Lebaran Kuda

Djadjat Sudradjat Dewan Redaksi Media Group
04/11/2016 05:31
Lebaran Kuda
(NTARAFOTO/Yulius Satria Wijaya)

FRASA 'lebaran kuda' kini membubung tinggi. Ungkapan khas tradisi lisan Betawi ini menjadi trending topic Twitter Indonesia, tak sampai dua jam Susilo Bambang Yudhoyono mengangkatnya dalam konferensi pers di rumahnya, Puri Cikeas, Rabu silam. Intinya, ia minta Gubernur DKI Jakarta Ahok yang diduga melakukan penistaan agama (Islam) diproses hukum. Ini agar tidak ada penilaian Ahok kebal hukum.

Proses hukum ini penting, kata SBY, agar negara tidak terbakar oleh amarah para penuntut keadilan. Ia pun mendukung demonstrasi hari ini (4 November) yang menuntut Ahok diproses hukum karena demonstrasi dijamin undang-undang. "Kalau tuntutannya (para pedemo 4 November) tidak didengar, sampai lebaran kuda bakal ada unjuk rasa," ujar SBY. Ia minta mereka yang akan berdemonstrasi tertib, jangan melakukan keributan.

Tak hanya di Twitter, frasa 'lebaran kuda' melangit. Pukul 15.12 kemarin, saya memasukkan kata kunci 'lebaran kuda' ke mesin pencari, Google, muncullah 362.000 kali dalam waktu 0,29 detik. Lalu pada pukul 17.45 saya membuka lagi, angkanya telah menembus 409.000 kali dalam waktu 0,33 detik. 'Lebaran kuda' yang berarti kemuskilan atau sesuatu yang entah kapan terjadi, juga menjadi meme yang riuh di media sosial.

Beberapa di antaranya, gambar kalender, tanggal 4 November diberi warna merah, di bawahnya tertulis, '4 November = Hari Lebaran Kuda', dengan gambar SBY yang tangan kanannya tengah menunjuk. Ada lagi meme dengan gambar anak-menantu SBY berbusana lebaran, dengan teks 'Kami dari Abang-Adik Dinasti Cikeas Mengucapkan Lebaran Kuda 4 November'.
Rupanya ungkapan 'lebaran kuda' memang kerap dilontarkan SBY.

Pertengahan 2010, ketika mengomentari sepak bola kita, SBY juga bilang, "Kalau tidak ada langkah konkret, sampai 'lebaran kuda' kita punya sepak bola begini terus." Setahun kemudian di Rapimnas Kadin di Jakarta, pada 1 April, dalam sambutannya ia bilang, "Dalam waktu mendatang Indonesia harus menjadi new emerging economic.
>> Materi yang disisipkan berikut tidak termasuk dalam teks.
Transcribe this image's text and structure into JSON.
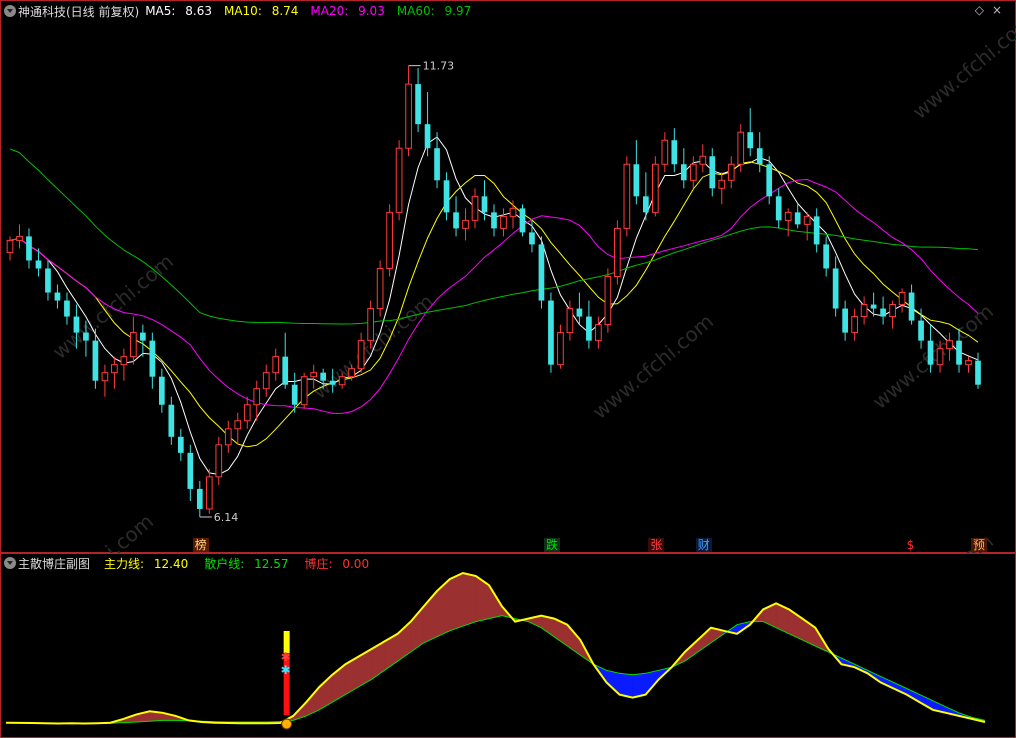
{
  "main": {
    "title": "神通科技(日线 前复权)",
    "ma": [
      {
        "label": "MA5:",
        "value": "8.63",
        "color": "#ffffff"
      },
      {
        "label": "MA10:",
        "value": "8.74",
        "color": "#ffff00"
      },
      {
        "label": "MA20:",
        "value": "9.03",
        "color": "#ff00ff"
      },
      {
        "label": "MA60:",
        "value": "9.97",
        "color": "#00c000"
      }
    ],
    "high_label": "11.73",
    "low_label": "6.14",
    "price_range": [
      6.0,
      12.05
    ],
    "signals": [
      {
        "text": "榜",
        "color": "#ffd27f",
        "bg": "#5a1a00"
      },
      {
        "text": "跌",
        "color": "#00e000",
        "bg": "#10301a"
      },
      {
        "text": "张",
        "color": "#ff4040",
        "bg": "#3a0a0a"
      },
      {
        "text": "财",
        "color": "#40a0ff",
        "bg": "#0a1a3a"
      },
      {
        "text": "$",
        "color": "#ff3030",
        "bg": "#000000"
      },
      {
        "text": "预",
        "color": "#ffb060",
        "bg": "#4a1800"
      }
    ],
    "watermark": "www.cfchi.com",
    "candles": [
      [
        9.4,
        9.6,
        9.3,
        9.55
      ],
      [
        9.55,
        9.75,
        9.45,
        9.6
      ],
      [
        9.6,
        9.7,
        9.2,
        9.3
      ],
      [
        9.3,
        9.45,
        9.1,
        9.2
      ],
      [
        9.2,
        9.3,
        8.8,
        8.9
      ],
      [
        8.9,
        9.0,
        8.7,
        8.8
      ],
      [
        8.8,
        8.9,
        8.5,
        8.6
      ],
      [
        8.6,
        8.75,
        8.2,
        8.4
      ],
      [
        8.4,
        8.55,
        8.1,
        8.3
      ],
      [
        8.3,
        8.45,
        7.7,
        7.8
      ],
      [
        7.8,
        8.0,
        7.6,
        7.9
      ],
      [
        7.9,
        8.1,
        7.7,
        8.0
      ],
      [
        8.0,
        8.2,
        7.8,
        8.1
      ],
      [
        8.1,
        8.6,
        8.0,
        8.4
      ],
      [
        8.4,
        8.5,
        8.1,
        8.3
      ],
      [
        8.3,
        8.4,
        7.7,
        7.85
      ],
      [
        7.85,
        7.95,
        7.4,
        7.5
      ],
      [
        7.5,
        7.6,
        7.0,
        7.1
      ],
      [
        7.1,
        7.2,
        6.8,
        6.9
      ],
      [
        6.9,
        7.0,
        6.3,
        6.45
      ],
      [
        6.45,
        6.55,
        6.1,
        6.2
      ],
      [
        6.2,
        6.7,
        6.14,
        6.6
      ],
      [
        6.6,
        7.1,
        6.5,
        7.0
      ],
      [
        7.0,
        7.3,
        6.9,
        7.2
      ],
      [
        7.2,
        7.4,
        7.0,
        7.3
      ],
      [
        7.3,
        7.6,
        7.2,
        7.5
      ],
      [
        7.5,
        7.8,
        7.3,
        7.7
      ],
      [
        7.7,
        8.0,
        7.6,
        7.9
      ],
      [
        7.9,
        8.2,
        7.8,
        8.1
      ],
      [
        8.1,
        8.4,
        7.7,
        7.75
      ],
      [
        7.75,
        7.9,
        7.4,
        7.5
      ],
      [
        7.5,
        7.9,
        7.45,
        7.85
      ],
      [
        7.85,
        8.0,
        7.7,
        7.9
      ],
      [
        7.9,
        7.95,
        7.7,
        7.8
      ],
      [
        7.8,
        7.95,
        7.65,
        7.75
      ],
      [
        7.75,
        7.9,
        7.7,
        7.85
      ],
      [
        7.85,
        8.0,
        7.8,
        7.95
      ],
      [
        7.95,
        8.4,
        7.9,
        8.3
      ],
      [
        8.3,
        8.8,
        8.2,
        8.7
      ],
      [
        8.7,
        9.3,
        8.6,
        9.2
      ],
      [
        9.2,
        10.0,
        9.1,
        9.9
      ],
      [
        9.9,
        10.8,
        9.8,
        10.7
      ],
      [
        10.7,
        11.73,
        10.6,
        11.5
      ],
      [
        11.5,
        11.7,
        10.9,
        11.0
      ],
      [
        11.0,
        11.4,
        10.6,
        10.7
      ],
      [
        10.7,
        10.9,
        10.2,
        10.3
      ],
      [
        10.3,
        10.4,
        9.8,
        9.9
      ],
      [
        9.9,
        10.1,
        9.6,
        9.7
      ],
      [
        9.7,
        9.95,
        9.55,
        9.8
      ],
      [
        9.8,
        10.2,
        9.7,
        10.1
      ],
      [
        10.1,
        10.3,
        9.8,
        9.9
      ],
      [
        9.9,
        10.0,
        9.6,
        9.7
      ],
      [
        9.7,
        9.95,
        9.6,
        9.85
      ],
      [
        9.85,
        10.05,
        9.7,
        9.95
      ],
      [
        9.95,
        10.0,
        9.6,
        9.65
      ],
      [
        9.65,
        9.8,
        9.4,
        9.5
      ],
      [
        9.5,
        9.6,
        8.7,
        8.8
      ],
      [
        8.8,
        8.9,
        7.9,
        8.0
      ],
      [
        8.0,
        8.5,
        7.95,
        8.4
      ],
      [
        8.4,
        8.8,
        8.3,
        8.7
      ],
      [
        8.7,
        8.9,
        8.5,
        8.6
      ],
      [
        8.6,
        8.8,
        8.2,
        8.3
      ],
      [
        8.3,
        8.6,
        8.2,
        8.5
      ],
      [
        8.5,
        9.2,
        8.4,
        9.1
      ],
      [
        9.1,
        9.8,
        9.0,
        9.7
      ],
      [
        9.7,
        10.6,
        9.6,
        10.5
      ],
      [
        10.5,
        10.8,
        10.0,
        10.1
      ],
      [
        10.1,
        10.4,
        9.8,
        9.9
      ],
      [
        9.9,
        10.6,
        9.85,
        10.5
      ],
      [
        10.5,
        10.9,
        10.4,
        10.8
      ],
      [
        10.8,
        10.95,
        10.4,
        10.5
      ],
      [
        10.5,
        10.7,
        10.2,
        10.3
      ],
      [
        10.3,
        10.6,
        10.2,
        10.5
      ],
      [
        10.5,
        10.75,
        10.4,
        10.6
      ],
      [
        10.6,
        10.7,
        10.1,
        10.2
      ],
      [
        10.2,
        10.4,
        10.0,
        10.3
      ],
      [
        10.3,
        10.6,
        10.2,
        10.5
      ],
      [
        10.5,
        11.0,
        10.4,
        10.9
      ],
      [
        10.9,
        11.2,
        10.6,
        10.7
      ],
      [
        10.7,
        10.9,
        10.4,
        10.5
      ],
      [
        10.5,
        10.6,
        10.0,
        10.1
      ],
      [
        10.1,
        10.2,
        9.7,
        9.8
      ],
      [
        9.8,
        9.95,
        9.6,
        9.9
      ],
      [
        9.9,
        10.0,
        9.7,
        9.75
      ],
      [
        9.75,
        9.9,
        9.55,
        9.85
      ],
      [
        9.85,
        9.95,
        9.4,
        9.5
      ],
      [
        9.5,
        9.6,
        9.1,
        9.2
      ],
      [
        9.2,
        9.35,
        8.6,
        8.7
      ],
      [
        8.7,
        8.8,
        8.3,
        8.4
      ],
      [
        8.4,
        8.7,
        8.3,
        8.6
      ],
      [
        8.6,
        8.85,
        8.5,
        8.75
      ],
      [
        8.75,
        8.9,
        8.6,
        8.7
      ],
      [
        8.7,
        8.85,
        8.5,
        8.6
      ],
      [
        8.6,
        8.8,
        8.45,
        8.75
      ],
      [
        8.75,
        8.95,
        8.65,
        8.9
      ],
      [
        8.9,
        9.0,
        8.5,
        8.55
      ],
      [
        8.55,
        8.7,
        8.2,
        8.3
      ],
      [
        8.3,
        8.5,
        7.9,
        8.0
      ],
      [
        8.0,
        8.3,
        7.9,
        8.2
      ],
      [
        8.2,
        8.4,
        8.05,
        8.3
      ],
      [
        8.3,
        8.45,
        7.9,
        8.0
      ],
      [
        8.0,
        8.1,
        7.9,
        8.05
      ],
      [
        8.05,
        8.15,
        7.7,
        7.75
      ]
    ]
  },
  "sub": {
    "title": "主散博庄副图",
    "legend": [
      {
        "label": "主力线:",
        "value": "12.40",
        "color": "#ffff00"
      },
      {
        "label": "散户线:",
        "value": "12.57",
        "color": "#00e000"
      },
      {
        "label": "博庄:",
        "value": "0.00",
        "color": "#ff3030"
      }
    ],
    "yellow": [
      1.5,
      1.4,
      1.3,
      1.2,
      1.0,
      1.1,
      1.0,
      1.2,
      1.5,
      4,
      7,
      9,
      8,
      6,
      3,
      2,
      1.5,
      1.3,
      1.2,
      1.2,
      1.1,
      1.3,
      6,
      15,
      25,
      33,
      40,
      45,
      50,
      55,
      60,
      68,
      78,
      88,
      96,
      100,
      98,
      92,
      78,
      68,
      70,
      72,
      70,
      66,
      56,
      40,
      28,
      20,
      18,
      20,
      30,
      38,
      48,
      56,
      64,
      62,
      60,
      66,
      76,
      80,
      76,
      70,
      64,
      50,
      40,
      38,
      34,
      28,
      24,
      20,
      15,
      10,
      8,
      6,
      4,
      2
    ],
    "green": [
      1.5,
      1.4,
      1.3,
      1.2,
      1.1,
      1.1,
      1.0,
      1.0,
      1.2,
      1.6,
      2,
      2.5,
      3,
      3,
      2.8,
      2.5,
      2.2,
      2,
      2,
      2,
      2,
      2.3,
      3,
      6,
      10,
      15,
      20,
      25,
      30,
      36,
      42,
      48,
      54,
      58,
      62,
      65,
      68,
      70,
      72,
      70,
      68,
      64,
      58,
      52,
      46,
      40,
      36,
      34,
      33,
      34,
      36,
      38,
      42,
      48,
      54,
      60,
      66,
      68,
      68,
      64,
      60,
      56,
      52,
      48,
      44,
      40,
      36,
      32,
      28,
      24,
      20,
      16,
      12,
      8,
      5,
      3
    ]
  }
}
Kita tidak bisa diam saja. Kalau diam dan melakukan business as usual, sampai 'lebaran kuda' tidak akan pernah terwujud."

Tentu saja, 'lebaran kuda' kali ini lebih punya makna bagi para pendengarnya. Dalam banyak komentar, SBY pun dinilai kalah arif jika dibandingkan dengan Ketua Umum Gerindra, Prabowo Subianto, yang ketika ditemui Jokowi justru memunculkan persepsi yang menyejukkan menjelang demonstrasi 4 November. 'Lebaran kuda' kali ini serupa bumerang, menyerang balik.

Sebagai Ketua Umum Partai Demokrat, meski SBY berupaya mengklarifikasi beberapa hal miring yang dialamatkan kepadanya, publik memilih 'lebaran kuda' sebagai melepas ketegangan, membuat senyum. Konferensi pers selama 48 menit tanpa pertanyaan wartawan itu, terasa penuh intonasi afirmasi. Terasa kental nada kecewa, galau, kesal yang menyatu.
Saya menyimak banyak respons dan perbincangan atas konferensi pers SBY.

Ada banyak yang menyesalkan sebab SBY baru saja menjabat dan anaknya kini tengah maju menjadi calon Gubernur DKI Jakarta. Ada yang bertanya, kenapa SBY jadi mengecilkan diri sendiri sebagai presiden dua kali? Mestinya SBY tetap dalam kehormatannya yang tinggi. Dalam semiotika, penjelasan SBY dalam konferensi ialah sebuah tanda. Tentu SBY sendiri yang mafhum tentang kejujuran sejati yang terkandung dalam seluruh ucapannya.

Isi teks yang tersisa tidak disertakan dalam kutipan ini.